In this respect, ML IRT can serve as a versatile screening method for giving the correct answers in the diagnosis of absence or presence of tumors, avoiding very subjective interpretation of the images. Major ML technical advances have been accomplished in recent years with the development of appropriate algorithms for the automatic detection of abnormalities [
28,
29,
30] (for review see [
12]), which help in interpreting imaging findings as well as minimizing errors or misinterpretation of images. Nevertheless, to our knowledge, nowadays there are no appropriate ML IRT algorithms for the screening of tumors in the facial region, especially for the detection of tumors in early stages. Our automated analysis algorithm could possibly be used for this early detection of both orofacial and maxillofacial tumors, but more extensive studies will be needed to test this. The algorithm has been successfully designed to recognize both trained and untrained data. The presented algorithm for extracting features of TI gives good results of the
k-nearest neighbor classification scheme. The classification accuracy is 94.1%. The presented method is simple, exhibits quite good performance, and does not require significant computational resources, allowing data collection for long time periods using a small battery as a power source.
In summary, the predictive power of ML IRT has not been fully exploited.

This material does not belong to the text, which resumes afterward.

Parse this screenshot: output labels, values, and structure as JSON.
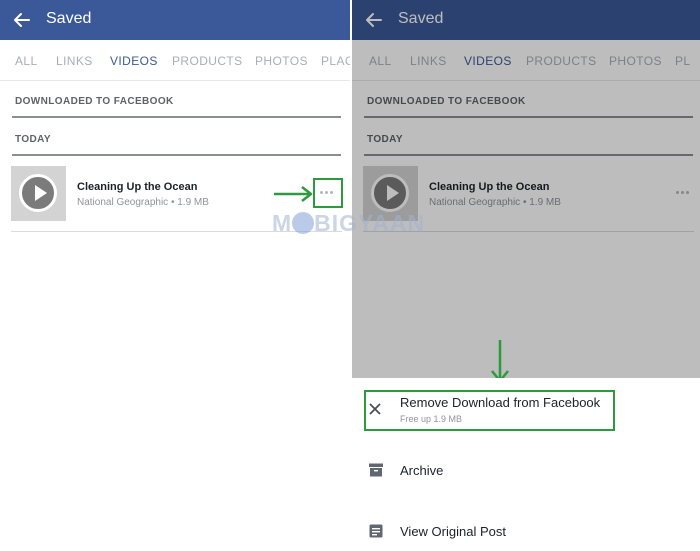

Beyond obtaining a good classification accuracy, for more accurate recognition the artificial neural network or support vector machine (SVM) classification algorithms can be used. A primary limitation of the study might be related to the small input data amount. The larger the training complex, the more accurate the existence of the tumor can be predicted. Another limitation can be linked with the absence of a real control group, including human subjects without inflammation, infection or immune reactions, as would be expected for healthy volunteers. One more limitation can be linked to a late stage of the pathology because in most of the patients the abnormal structures were already advanced in size and caused specific symptoms. To detect the pathology in the early stages, patients should be examined before they have any complaints. Unfortunately, at the moment only a few patients passed this criterion. Therefore, data from larger groups of patients are needed before the algorithm could be used as a non-invasive routine diagnostic method, especially for the early detection of tumors. As future work, more cases will be added to the classification states, and more experimental tests with more persons, including healthy volunteers, will be carried out.